The protocol version is included in the initialize message. The current version as of early 2026 is 2025-11-05. When the spec updates, check the changelog before assuming your server needs changes.

What to Do Next

The fastest way to develop intuition for MCP is hands-on. Install Claude Desktop, add the filesystem server pointed at a specific project directory, and spend 20 minutes using it. Watch which tools the model calls and when. Notice where the tool descriptions are clear versus where the model makes wrong assumptions. That will teach you more about writing good MCP tool definitions than any documentation.

After that, pick one internal tool your team uses repeatedly — a CLI that wraps an internal API, a query you run manually every week, a lookup against an internal database — and build a minimal MCP server for it. Keep the first version simple: one or two tools, stdio transport, no auth. Get it working locally, then evaluate whether it’s worth sharing with the team.

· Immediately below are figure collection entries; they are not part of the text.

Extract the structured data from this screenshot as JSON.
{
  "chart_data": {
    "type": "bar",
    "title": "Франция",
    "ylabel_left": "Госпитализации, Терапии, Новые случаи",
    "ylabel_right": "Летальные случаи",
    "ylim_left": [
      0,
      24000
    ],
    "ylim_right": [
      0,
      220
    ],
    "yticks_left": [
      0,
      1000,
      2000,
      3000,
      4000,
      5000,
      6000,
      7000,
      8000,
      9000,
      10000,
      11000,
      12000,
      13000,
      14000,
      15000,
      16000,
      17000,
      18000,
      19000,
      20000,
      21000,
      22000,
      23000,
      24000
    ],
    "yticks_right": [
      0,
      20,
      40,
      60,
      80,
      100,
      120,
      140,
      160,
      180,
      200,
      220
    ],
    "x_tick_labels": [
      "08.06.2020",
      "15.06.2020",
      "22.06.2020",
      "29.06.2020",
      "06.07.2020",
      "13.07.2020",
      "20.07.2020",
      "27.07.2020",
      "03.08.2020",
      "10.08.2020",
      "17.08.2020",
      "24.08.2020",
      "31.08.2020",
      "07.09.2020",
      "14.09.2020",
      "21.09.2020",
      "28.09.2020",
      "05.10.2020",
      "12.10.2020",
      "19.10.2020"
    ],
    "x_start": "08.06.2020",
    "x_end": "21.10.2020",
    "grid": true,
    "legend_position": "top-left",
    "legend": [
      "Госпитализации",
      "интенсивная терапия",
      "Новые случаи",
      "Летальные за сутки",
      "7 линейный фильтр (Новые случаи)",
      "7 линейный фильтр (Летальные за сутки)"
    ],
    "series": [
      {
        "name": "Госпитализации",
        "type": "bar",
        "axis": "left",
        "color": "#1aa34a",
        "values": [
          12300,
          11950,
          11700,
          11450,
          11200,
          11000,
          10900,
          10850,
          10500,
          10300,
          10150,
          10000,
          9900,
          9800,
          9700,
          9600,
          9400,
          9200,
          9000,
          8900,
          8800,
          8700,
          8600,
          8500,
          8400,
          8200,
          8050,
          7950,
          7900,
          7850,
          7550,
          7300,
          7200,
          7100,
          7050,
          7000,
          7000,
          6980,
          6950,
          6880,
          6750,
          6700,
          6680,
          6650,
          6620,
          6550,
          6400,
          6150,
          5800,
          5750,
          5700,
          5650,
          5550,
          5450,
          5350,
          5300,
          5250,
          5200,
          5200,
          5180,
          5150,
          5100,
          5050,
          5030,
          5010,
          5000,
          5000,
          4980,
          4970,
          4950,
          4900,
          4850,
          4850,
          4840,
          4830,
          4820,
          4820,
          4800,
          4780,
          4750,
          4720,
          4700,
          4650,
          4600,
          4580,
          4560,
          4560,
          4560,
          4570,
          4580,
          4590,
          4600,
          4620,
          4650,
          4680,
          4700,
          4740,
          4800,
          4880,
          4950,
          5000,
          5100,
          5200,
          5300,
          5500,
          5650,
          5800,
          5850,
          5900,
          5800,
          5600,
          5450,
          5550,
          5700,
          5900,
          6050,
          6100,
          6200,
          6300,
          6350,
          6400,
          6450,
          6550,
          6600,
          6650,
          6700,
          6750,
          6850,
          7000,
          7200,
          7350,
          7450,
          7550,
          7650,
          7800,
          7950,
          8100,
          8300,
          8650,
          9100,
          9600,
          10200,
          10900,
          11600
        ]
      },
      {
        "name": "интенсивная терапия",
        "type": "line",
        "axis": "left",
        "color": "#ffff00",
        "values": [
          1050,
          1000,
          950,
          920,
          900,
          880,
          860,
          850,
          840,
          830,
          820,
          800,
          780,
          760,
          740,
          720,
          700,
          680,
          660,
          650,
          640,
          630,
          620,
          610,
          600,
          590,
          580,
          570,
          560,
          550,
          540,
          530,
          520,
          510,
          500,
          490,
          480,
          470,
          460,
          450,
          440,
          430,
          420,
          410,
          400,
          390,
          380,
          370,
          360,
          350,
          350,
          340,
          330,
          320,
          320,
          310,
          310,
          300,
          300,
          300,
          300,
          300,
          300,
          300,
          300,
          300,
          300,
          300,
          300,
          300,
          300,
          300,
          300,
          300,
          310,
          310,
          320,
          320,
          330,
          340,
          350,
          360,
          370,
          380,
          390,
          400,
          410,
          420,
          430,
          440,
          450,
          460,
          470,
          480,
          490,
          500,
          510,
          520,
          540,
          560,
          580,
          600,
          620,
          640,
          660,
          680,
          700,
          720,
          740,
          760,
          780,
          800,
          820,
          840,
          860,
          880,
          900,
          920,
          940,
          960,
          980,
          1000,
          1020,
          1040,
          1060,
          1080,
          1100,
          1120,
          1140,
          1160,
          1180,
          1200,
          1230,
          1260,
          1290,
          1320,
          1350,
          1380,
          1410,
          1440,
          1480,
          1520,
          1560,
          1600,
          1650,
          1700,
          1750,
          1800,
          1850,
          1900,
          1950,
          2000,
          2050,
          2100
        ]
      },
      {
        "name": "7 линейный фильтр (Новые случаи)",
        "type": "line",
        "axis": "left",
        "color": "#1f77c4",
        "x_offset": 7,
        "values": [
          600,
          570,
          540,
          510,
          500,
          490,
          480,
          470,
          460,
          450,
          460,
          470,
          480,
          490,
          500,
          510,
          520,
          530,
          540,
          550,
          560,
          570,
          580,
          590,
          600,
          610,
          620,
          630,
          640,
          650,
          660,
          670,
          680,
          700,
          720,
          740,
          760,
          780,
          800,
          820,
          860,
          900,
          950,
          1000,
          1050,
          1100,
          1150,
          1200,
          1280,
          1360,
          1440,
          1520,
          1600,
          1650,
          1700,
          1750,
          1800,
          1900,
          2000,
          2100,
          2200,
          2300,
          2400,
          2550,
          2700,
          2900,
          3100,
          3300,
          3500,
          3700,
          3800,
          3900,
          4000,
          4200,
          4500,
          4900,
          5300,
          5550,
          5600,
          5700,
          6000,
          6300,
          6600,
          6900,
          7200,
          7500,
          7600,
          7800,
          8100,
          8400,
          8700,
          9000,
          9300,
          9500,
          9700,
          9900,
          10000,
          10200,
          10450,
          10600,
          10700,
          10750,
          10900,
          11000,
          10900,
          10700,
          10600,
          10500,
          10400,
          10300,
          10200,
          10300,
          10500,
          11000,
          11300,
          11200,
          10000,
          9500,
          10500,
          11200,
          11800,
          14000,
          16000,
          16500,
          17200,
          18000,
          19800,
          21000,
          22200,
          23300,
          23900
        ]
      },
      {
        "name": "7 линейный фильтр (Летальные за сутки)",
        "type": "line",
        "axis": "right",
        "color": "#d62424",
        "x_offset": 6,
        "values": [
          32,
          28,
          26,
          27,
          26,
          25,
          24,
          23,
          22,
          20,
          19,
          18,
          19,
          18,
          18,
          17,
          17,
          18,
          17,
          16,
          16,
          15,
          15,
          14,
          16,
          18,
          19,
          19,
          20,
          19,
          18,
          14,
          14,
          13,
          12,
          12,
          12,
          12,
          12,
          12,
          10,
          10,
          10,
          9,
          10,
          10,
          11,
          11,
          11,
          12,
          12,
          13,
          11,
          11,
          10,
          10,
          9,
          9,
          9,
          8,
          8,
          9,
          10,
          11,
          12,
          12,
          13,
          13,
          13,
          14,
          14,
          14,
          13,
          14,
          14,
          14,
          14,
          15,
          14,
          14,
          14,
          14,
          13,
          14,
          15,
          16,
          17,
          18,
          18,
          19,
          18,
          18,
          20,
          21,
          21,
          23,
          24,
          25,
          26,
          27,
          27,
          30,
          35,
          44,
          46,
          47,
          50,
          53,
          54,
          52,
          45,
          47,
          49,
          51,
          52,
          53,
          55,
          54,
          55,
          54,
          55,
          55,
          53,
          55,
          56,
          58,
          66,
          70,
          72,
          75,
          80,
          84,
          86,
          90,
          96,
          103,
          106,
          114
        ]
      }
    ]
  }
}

If you’re building production tooling, the TypeScript SDK is better maintained than the Python SDK at this point, though both implement the full spec. The official SDK source and the MCP specification repository on GitHub are the authoritative references — the spec is readable and not excessively long.

The protocol is young but the adoption curve has been fast. The client ecosystem now includes enough production-quality hosts that standardizing on MCP for your internal integrations is a defensible architectural decision, not an experiment.